Опять я сбился с волчьей тайной тропки
на хоженную, битую дорогу,
где бы на пулю, часом, не нарваться...
сверну-ка в ельник, малость отлежусь...
Так вот, пацан тот спас меня от смерти.
Сам сгинул... Был апрель, и сок берёзы
как раз повадились крестьяне добывать,
ветрило южное хлестало и шумело,
гоняло над землёй лихие тучи,
но по весне ж не в каждой туче гром,
а то вдруг сиверко так вкрадчиво втирался,
словно нашёптывал на ухо комлименты,
от коих только дыбом становилась шерсть.
Ярило-батюшка бросал на землю взгляды,
ну что твой молодец, пылающий любовью,
земля поспешливо, стыдливо наряжалась.
И что нам оставалось?
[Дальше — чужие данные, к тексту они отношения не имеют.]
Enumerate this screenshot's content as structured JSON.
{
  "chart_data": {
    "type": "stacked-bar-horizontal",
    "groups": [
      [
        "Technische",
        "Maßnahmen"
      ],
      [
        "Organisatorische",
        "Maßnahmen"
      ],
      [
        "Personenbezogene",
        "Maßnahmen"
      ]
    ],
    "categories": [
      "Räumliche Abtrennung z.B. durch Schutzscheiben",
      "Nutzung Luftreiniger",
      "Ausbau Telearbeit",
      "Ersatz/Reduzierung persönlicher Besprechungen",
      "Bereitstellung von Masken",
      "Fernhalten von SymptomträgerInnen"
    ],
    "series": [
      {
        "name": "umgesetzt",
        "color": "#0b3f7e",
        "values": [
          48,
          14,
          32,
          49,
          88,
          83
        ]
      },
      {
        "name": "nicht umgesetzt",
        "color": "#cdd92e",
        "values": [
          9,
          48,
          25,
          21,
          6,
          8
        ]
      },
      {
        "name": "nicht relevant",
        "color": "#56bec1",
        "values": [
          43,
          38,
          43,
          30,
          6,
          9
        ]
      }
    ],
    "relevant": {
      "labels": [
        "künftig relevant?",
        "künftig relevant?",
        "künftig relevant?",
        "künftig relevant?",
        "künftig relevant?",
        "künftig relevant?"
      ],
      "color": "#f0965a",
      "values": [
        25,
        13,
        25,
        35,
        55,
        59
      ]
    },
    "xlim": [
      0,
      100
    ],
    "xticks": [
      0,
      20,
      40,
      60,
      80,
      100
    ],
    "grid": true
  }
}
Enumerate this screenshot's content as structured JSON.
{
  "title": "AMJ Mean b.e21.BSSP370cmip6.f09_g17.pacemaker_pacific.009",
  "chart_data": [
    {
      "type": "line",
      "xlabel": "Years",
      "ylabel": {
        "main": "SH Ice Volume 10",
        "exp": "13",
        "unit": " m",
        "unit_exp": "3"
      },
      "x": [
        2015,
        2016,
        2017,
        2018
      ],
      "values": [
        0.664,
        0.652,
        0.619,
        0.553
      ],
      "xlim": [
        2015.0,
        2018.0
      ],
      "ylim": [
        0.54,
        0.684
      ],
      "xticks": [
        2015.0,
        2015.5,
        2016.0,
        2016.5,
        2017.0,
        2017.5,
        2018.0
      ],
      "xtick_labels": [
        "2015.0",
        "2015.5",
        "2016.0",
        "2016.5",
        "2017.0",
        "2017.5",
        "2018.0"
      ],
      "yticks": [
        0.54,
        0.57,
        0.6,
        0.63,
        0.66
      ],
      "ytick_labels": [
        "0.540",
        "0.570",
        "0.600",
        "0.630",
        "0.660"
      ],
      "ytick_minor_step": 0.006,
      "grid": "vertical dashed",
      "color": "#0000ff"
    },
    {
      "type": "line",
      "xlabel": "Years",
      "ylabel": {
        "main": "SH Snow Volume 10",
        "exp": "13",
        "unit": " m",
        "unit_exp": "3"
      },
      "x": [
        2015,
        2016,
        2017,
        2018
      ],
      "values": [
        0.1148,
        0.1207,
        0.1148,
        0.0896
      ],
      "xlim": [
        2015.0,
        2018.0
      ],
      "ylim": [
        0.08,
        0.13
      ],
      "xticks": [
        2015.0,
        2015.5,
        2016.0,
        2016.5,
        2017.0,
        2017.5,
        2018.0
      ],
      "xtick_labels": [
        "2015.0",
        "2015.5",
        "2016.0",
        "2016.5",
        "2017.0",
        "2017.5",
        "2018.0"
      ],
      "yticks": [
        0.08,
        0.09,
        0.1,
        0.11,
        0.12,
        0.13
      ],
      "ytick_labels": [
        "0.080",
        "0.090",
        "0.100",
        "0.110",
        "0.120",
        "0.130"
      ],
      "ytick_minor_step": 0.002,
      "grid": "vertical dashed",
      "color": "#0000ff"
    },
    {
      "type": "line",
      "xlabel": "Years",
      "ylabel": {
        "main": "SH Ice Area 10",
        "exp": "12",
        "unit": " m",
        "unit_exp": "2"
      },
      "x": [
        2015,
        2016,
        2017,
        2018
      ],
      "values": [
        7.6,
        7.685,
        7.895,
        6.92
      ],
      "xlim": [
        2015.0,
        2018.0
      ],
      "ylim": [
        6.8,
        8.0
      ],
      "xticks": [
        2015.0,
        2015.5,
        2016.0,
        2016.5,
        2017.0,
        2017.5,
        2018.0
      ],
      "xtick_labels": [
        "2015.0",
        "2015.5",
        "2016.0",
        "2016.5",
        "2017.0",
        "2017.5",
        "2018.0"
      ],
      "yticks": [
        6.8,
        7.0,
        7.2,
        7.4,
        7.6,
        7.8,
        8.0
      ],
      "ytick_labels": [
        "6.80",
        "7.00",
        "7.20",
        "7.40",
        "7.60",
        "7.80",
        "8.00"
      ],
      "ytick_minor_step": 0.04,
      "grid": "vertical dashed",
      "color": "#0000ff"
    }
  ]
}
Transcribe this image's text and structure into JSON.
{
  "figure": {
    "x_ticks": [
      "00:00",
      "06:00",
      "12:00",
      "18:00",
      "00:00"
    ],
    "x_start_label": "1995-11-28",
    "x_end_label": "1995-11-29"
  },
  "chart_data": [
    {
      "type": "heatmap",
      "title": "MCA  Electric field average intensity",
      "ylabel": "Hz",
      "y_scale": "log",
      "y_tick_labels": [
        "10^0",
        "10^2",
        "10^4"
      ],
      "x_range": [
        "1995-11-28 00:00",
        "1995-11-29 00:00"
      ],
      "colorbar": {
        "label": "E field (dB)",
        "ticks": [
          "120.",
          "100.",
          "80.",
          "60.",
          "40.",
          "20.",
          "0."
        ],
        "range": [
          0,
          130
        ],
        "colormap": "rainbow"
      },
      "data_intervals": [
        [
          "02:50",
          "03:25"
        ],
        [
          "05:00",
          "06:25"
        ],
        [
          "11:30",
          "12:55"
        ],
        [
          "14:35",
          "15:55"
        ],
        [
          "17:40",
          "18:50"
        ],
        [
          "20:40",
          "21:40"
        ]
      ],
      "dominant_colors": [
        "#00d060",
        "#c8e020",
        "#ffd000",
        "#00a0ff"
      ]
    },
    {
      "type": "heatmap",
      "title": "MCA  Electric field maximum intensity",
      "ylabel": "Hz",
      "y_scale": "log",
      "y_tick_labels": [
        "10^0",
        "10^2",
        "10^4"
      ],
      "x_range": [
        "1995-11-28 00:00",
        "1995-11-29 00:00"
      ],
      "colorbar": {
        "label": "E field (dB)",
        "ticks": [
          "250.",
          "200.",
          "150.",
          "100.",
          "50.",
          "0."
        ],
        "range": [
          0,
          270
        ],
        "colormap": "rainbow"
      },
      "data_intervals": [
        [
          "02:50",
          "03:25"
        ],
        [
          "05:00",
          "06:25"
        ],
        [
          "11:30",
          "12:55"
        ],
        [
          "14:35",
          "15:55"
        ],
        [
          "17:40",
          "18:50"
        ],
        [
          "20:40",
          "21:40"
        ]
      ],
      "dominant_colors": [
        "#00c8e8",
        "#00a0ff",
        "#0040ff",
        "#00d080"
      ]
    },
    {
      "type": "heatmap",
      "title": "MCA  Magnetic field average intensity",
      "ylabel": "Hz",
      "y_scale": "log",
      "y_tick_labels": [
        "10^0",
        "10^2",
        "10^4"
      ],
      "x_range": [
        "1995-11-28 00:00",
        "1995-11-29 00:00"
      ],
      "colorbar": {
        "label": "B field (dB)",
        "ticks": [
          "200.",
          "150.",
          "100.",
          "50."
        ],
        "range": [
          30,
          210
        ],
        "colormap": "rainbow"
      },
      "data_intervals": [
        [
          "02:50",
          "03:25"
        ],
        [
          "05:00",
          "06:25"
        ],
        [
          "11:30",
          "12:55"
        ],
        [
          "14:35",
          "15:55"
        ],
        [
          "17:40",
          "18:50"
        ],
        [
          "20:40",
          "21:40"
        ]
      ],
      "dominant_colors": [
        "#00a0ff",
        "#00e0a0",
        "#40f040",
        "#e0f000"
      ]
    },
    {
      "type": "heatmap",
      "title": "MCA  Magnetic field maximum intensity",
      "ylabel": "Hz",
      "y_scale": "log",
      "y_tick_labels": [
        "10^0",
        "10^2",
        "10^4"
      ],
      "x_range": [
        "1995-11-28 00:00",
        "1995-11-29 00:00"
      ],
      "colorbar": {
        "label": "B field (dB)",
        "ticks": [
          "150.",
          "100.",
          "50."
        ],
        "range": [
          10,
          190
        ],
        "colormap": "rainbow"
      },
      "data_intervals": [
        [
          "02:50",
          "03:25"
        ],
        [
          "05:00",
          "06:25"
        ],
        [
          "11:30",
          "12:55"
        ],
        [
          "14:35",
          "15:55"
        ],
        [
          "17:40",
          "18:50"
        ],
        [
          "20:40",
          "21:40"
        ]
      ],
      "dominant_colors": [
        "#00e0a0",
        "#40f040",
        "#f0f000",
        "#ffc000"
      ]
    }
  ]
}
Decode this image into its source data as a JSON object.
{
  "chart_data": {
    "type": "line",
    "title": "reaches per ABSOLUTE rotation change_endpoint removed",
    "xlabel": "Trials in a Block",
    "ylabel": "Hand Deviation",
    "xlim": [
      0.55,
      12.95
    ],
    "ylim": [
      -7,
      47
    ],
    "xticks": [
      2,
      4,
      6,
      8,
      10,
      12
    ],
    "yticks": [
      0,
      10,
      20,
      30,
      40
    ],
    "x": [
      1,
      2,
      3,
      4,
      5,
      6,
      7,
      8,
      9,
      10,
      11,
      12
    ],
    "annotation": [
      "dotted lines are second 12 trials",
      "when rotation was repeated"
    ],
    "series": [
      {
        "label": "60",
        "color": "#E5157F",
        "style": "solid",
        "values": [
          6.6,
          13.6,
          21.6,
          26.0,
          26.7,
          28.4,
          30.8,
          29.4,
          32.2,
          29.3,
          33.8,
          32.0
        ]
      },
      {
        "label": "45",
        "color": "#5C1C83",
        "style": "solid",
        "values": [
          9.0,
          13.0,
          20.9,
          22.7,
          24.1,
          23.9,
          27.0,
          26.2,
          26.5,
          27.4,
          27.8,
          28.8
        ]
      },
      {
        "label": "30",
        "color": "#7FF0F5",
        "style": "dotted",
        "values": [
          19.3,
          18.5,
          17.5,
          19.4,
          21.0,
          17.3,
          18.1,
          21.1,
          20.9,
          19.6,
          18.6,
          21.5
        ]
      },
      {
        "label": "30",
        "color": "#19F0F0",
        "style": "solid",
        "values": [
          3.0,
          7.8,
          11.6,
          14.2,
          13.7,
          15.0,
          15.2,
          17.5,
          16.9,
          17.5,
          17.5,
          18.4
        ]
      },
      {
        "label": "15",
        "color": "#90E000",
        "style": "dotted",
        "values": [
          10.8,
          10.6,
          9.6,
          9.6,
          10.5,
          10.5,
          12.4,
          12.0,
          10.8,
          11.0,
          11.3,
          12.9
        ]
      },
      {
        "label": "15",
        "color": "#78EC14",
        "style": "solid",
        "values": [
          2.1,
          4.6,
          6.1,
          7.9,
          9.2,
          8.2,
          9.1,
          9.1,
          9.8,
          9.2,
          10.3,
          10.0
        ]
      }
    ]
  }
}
Жить охотой,
без устали играть с судьбою в кости,
покуда туго да упруго волчье тело,
глаз меток и свиреп оскал клыков...
а всё-таки на небо не взобраться
без плутовства, и в землю не уйти,
раз ноги носят и хлопочет ещё сердце...
иной коня готов замордовать до смерти,
гоняя зайца по полям в остервененьи,
и зная наперёд, что мало проку выйдет,
что ни коня, в конце концов, ни зайца,
что похвальбой хвалы себе не купишь
и против дела словом не ухвастать...
Я был как на ладони - только целься,
пацан же притаился за сараем,
ему бы припустить втихую наутёк,
ушёл бы запросто и жить бы дальше смог,
но вот припала ж дурь геройствовать спрохвалу,
он прыгнул на стрелка, а тот - вопить,
на крик сбежалась целая орава
и ну давай дрекольем-то лупить...
А что я мог? Понятно - уходить...
И я ушёл в замшелость сердцевины,
такая скупость там, что свет и не встревает,
заглянет на минутку и - долой.
Молитва же не ищет себе места,
и я молился древним корневищам,
лизал и грыз и поливал слезами
семивековый дуб волоховатый.
А месть-змея меняла свою кожу,
и злые корни умысла ветвились...
Я в центре лабиринта, сам того не зная,
готовился к последнему сраженью
с героем, что искал меня убить...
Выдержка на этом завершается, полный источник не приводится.